Other estimates, however, point to higher imports for the year. The U.S. Department of Agriculture expects imports at 3 million tonnes and state think-tank National Grain and Oils Information Center estimates 2 million tonnes.
Still, the drop reflects the waning appetite for foreign grain after the government abandoned its longstanding price support programme last year.
It will likely spook global merchants and producers that enjoyed a prolonged boon in business as the world’s second-largest economy scooped up foreign crops to feed its growing urban population and livestock.
Removing the price supports has shifted the long-held premium of domestic corn over international prices to a discount.
Last month, Chinese corn traded at a rare discount of 120 yuan ($17.48) to duty-paid imports in southern ports last month, the report said. That is down from a premium of 1,000 yuan per tonne in recent years.
China will eventually need imports once it has reduced its stocks and the price gap may diminish if physical prices catch up with the rally in Chinese corn futures.
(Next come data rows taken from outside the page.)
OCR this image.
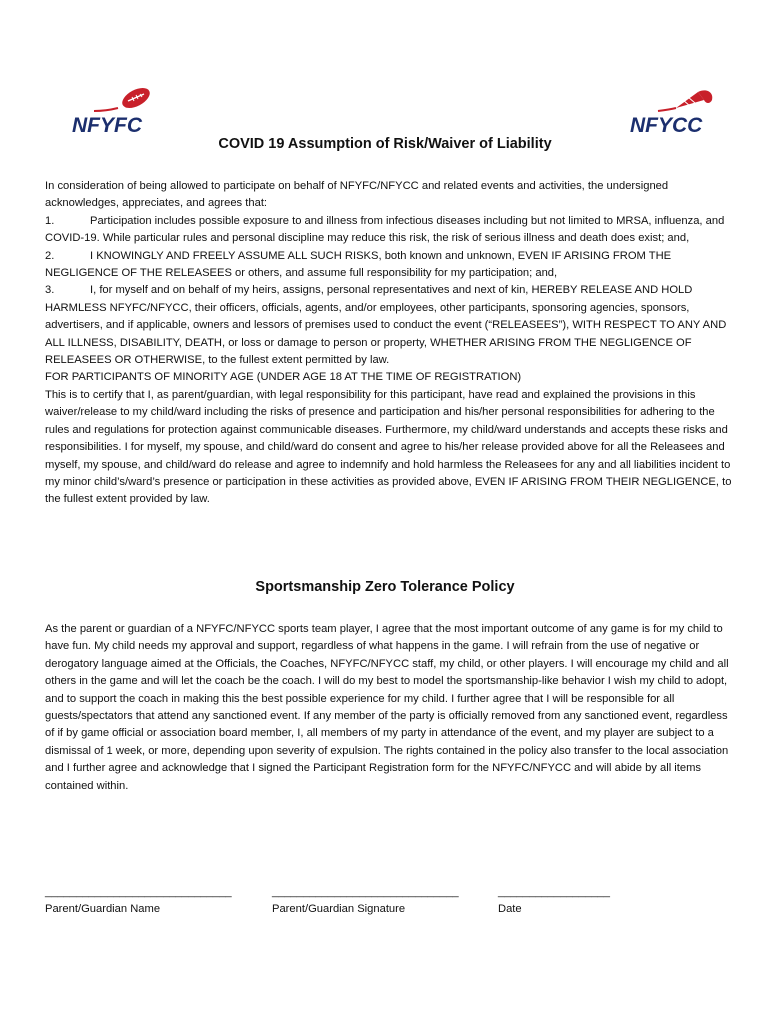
NFYFC	NFYCC
COVID 19 Assumption of Risk/Waiver of Liability

In consideration of being allowed to participate on behalf of NFYFC/NFYCC and related events and activities, the undersigned acknowledges, appreciates, and agrees that:

1.	Participation includes possible exposure to and illness from infectious diseases including but not limited to MRSA, influenza, and COVID-19. While particular rules and personal discipline may reduce this risk, the risk of serious illness and death does exist; and,

2.	I KNOWINGLY AND FREELY ASSUME ALL SUCH RISKS, both known and unknown, EVEN IF ARISING FROM THE NEGLIGENCE OF THE RELEASEES or others, and assume full responsibility for my participation; and,

3.	I, for myself and on behalf of my heirs, assigns, personal representatives and next of kin, HEREBY RELEASE AND HOLD HARMLESS NFYFC/NFYCC, their officers, officials, agents, and/or employees, other participants, sponsoring agencies, sponsors, advertisers, and if applicable, owners and lessors of premises used to conduct the event (“RELEASEES”), WITH RESPECT TO ANY AND ALL ILLNESS, DISABILITY, DEATH, or loss or damage to person or property, WHETHER ARISING FROM THE NEGLIGENCE OF RELEASEES OR OTHERWISE, to the fullest extent permitted by law.

FOR PARTICIPANTS OF MINORITY AGE (UNDER AGE 18 AT THE TIME OF REGISTRATION)

This is to certify that I, as parent/guardian, with legal responsibility for this participant, have read and explained the provisions in this waiver/release to my child/ward including the risks of presence and participation and his/her personal responsibilities for adhering to the rules and regulations for protection against communicable diseases. Furthermore, my child/ward understands and accepts these risks and responsibilities. I for myself, my spouse, and child/ward do consent and agree to his/her release provided above for all the Releasees and myself, my spouse, and child/ward do release and agree to indemnify and hold harmless the Releasees for any and all liabilities incident to my minor child’s/ward’s presence or participation in these activities as provided above, EVEN IF ARISING FROM THEIR NEGLIGENCE, to the fullest extent provided by law.

Sportsmanship Zero Tolerance Policy

As the parent or guardian of a NFYFC/NFYCC sports team player, I agree that the most important outcome of any game is for my child to have fun. My child needs my approval and support, regardless of what happens in the game. I will refrain from the use of negative or derogatory language aimed at the Officials, the Coaches, NFYFC/NFYCC staff, my child, or other players. I will encourage my child and all others in the game and will let the coach be the coach. I will do my best to model the sportsmanship-like behavior I wish my child to adopt, and to support the coach in making this the best possible experience for my child. I further agree that I will be responsible for all guests/spectators that attend any sanctioned event. If any member of the party is officially removed from any sanctioned event, regardless of if by game official or association board member, I, all members of my party in attendance of the event, and my player are subject to a dismissal of 1 week, or more, depending upon severity of expulsion. The rights contained in the policy also transfer to the local association and I further agree and acknowledge that I signed the Participant Registration form for the NFYFC/NFYCC and will abide by all items contained within.

______________________________
Parent/Guardian Name
______________________________
Parent/Guardian Signature
__________________
Date
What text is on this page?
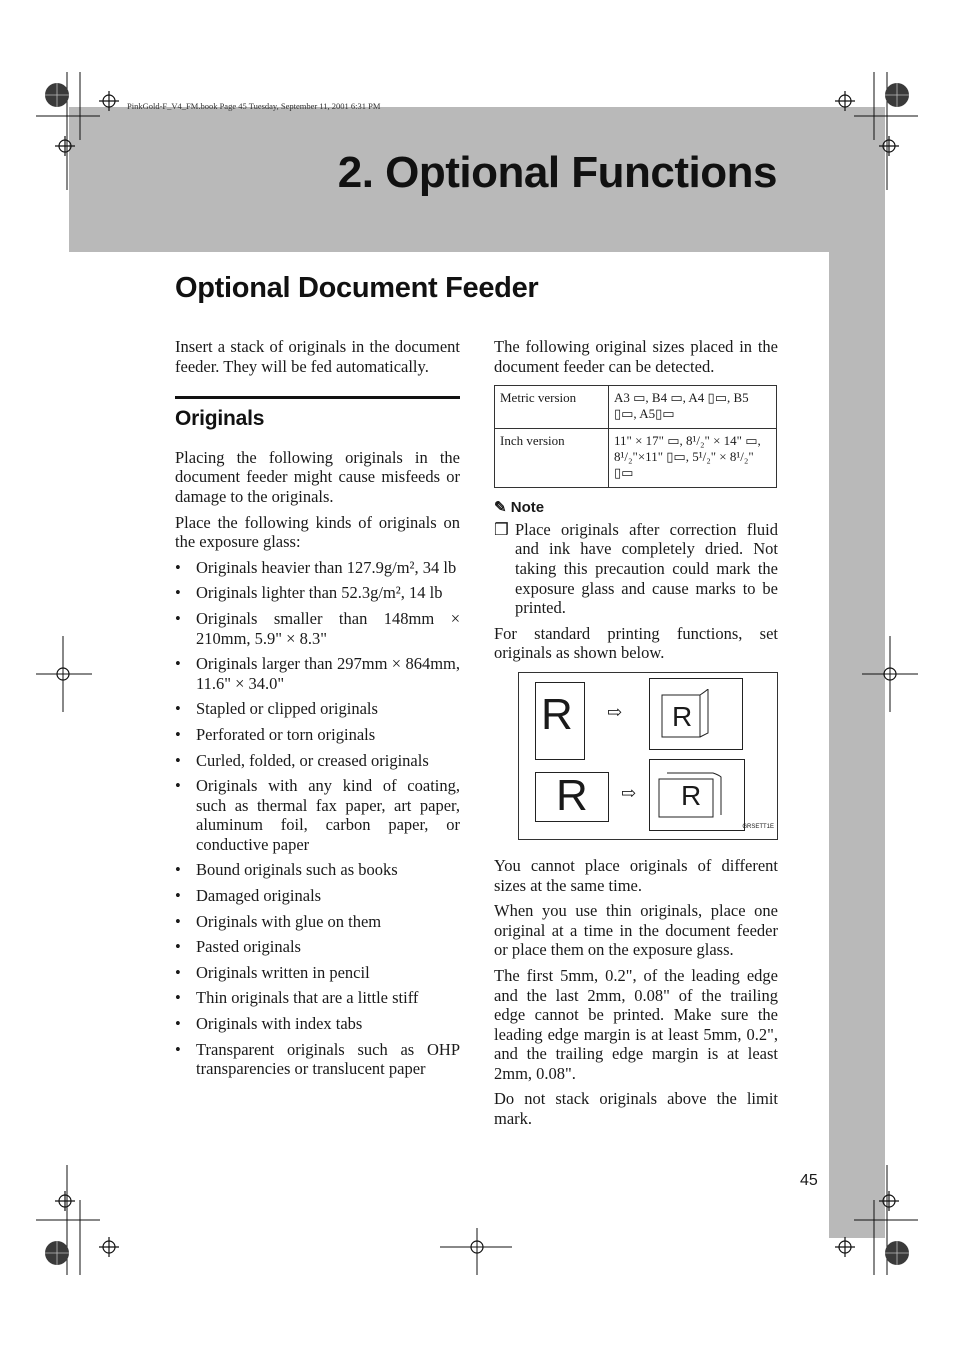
PinkGold-F_V4_FM.book Page 45 Tuesday, September 11, 2001 6:31 PM
2. Optional Functions
Optional Document Feeder

Insert a stack of originals in the document feeder. They will be fed automatically.

Originals

Placing the following originals in the document feeder might cause misfeeds or damage to the originals.

Place the following kinds of originals on the exposure glass:

• Originals heavier than 127.9g/m², 34 lb
• Originals lighter than 52.3g/m², 14 lb
• Originals smaller than 148mm × 210mm, 5.9" × 8.3"
• Originals larger than 297mm × 864mm, 11.6" × 34.0"
• Stapled or clipped originals
• Perforated or torn originals
• Curled, folded, or creased originals
• Originals with any kind of coating, such as thermal fax paper, art paper, aluminum foil, carbon paper, or conductive paper
• Bound originals such as books
• Damaged originals
• Originals with glue on them
• Pasted originals
• Originals written in pencil
• Thin originals that are a little stiff
• Originals with index tabs
• Transparent originals such as OHP transparencies or translucent paper

The following original sizes placed in the document feeder can be detected.

Metric version	A3 ▭, B4 ▭, A4 ▯▭, B5 ▯▭, A5▯▭
Inch version	11" × 17" ▭, 8¹/₂" × 14" ▭, 8¹/₂"×11" ▯▭, 5¹/₂" × 8¹/₂" ▯▭
✎ Note
❒ Place originals after correction fluid and ink have completely dried. Not taking this precaution could mark the exposure glass and cause marks to be printed.

For standard printing functions, set originals as shown below.

R ⇨ R
R ⇨ R
GRSETT1E

You cannot place originals of different sizes at the same time.

When you use thin originals, place one original at a time in the document feeder or place them on the exposure glass.

The first 5mm, 0.2", of the leading edge and the last 2mm, 0.08" of the trailing edge cannot be printed. Make sure the leading edge margin is at least 5mm, 0.2", and the trailing edge margin is at least 2mm, 0.08".

Do not stack originals above the limit mark.

45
The import decline could combine with bumper crops in the United States and other major producers to lower global prices further. U.S. corn futures are languishing close to multi-year lows.
Ukraine accounted for the majority of last year’s imports, followed by the United States.
Traders said they do not expect a pick-up any time soon. Meng Jinhui, analyst with COFCO Futures, said the arbitrage should remain in favour of domestic farmers until at least July.
The forecast provides further evidence that 2017 could be a pivotal year for China as Beijing doubles down on efforts to boost domestic demand and curb output to get rid of its ageing reserve and reduce imports.
Chinese corn futures rose to an 18-month high this week on expectations for an inventory decline. Prices have gained 20 percent since Sept. 30.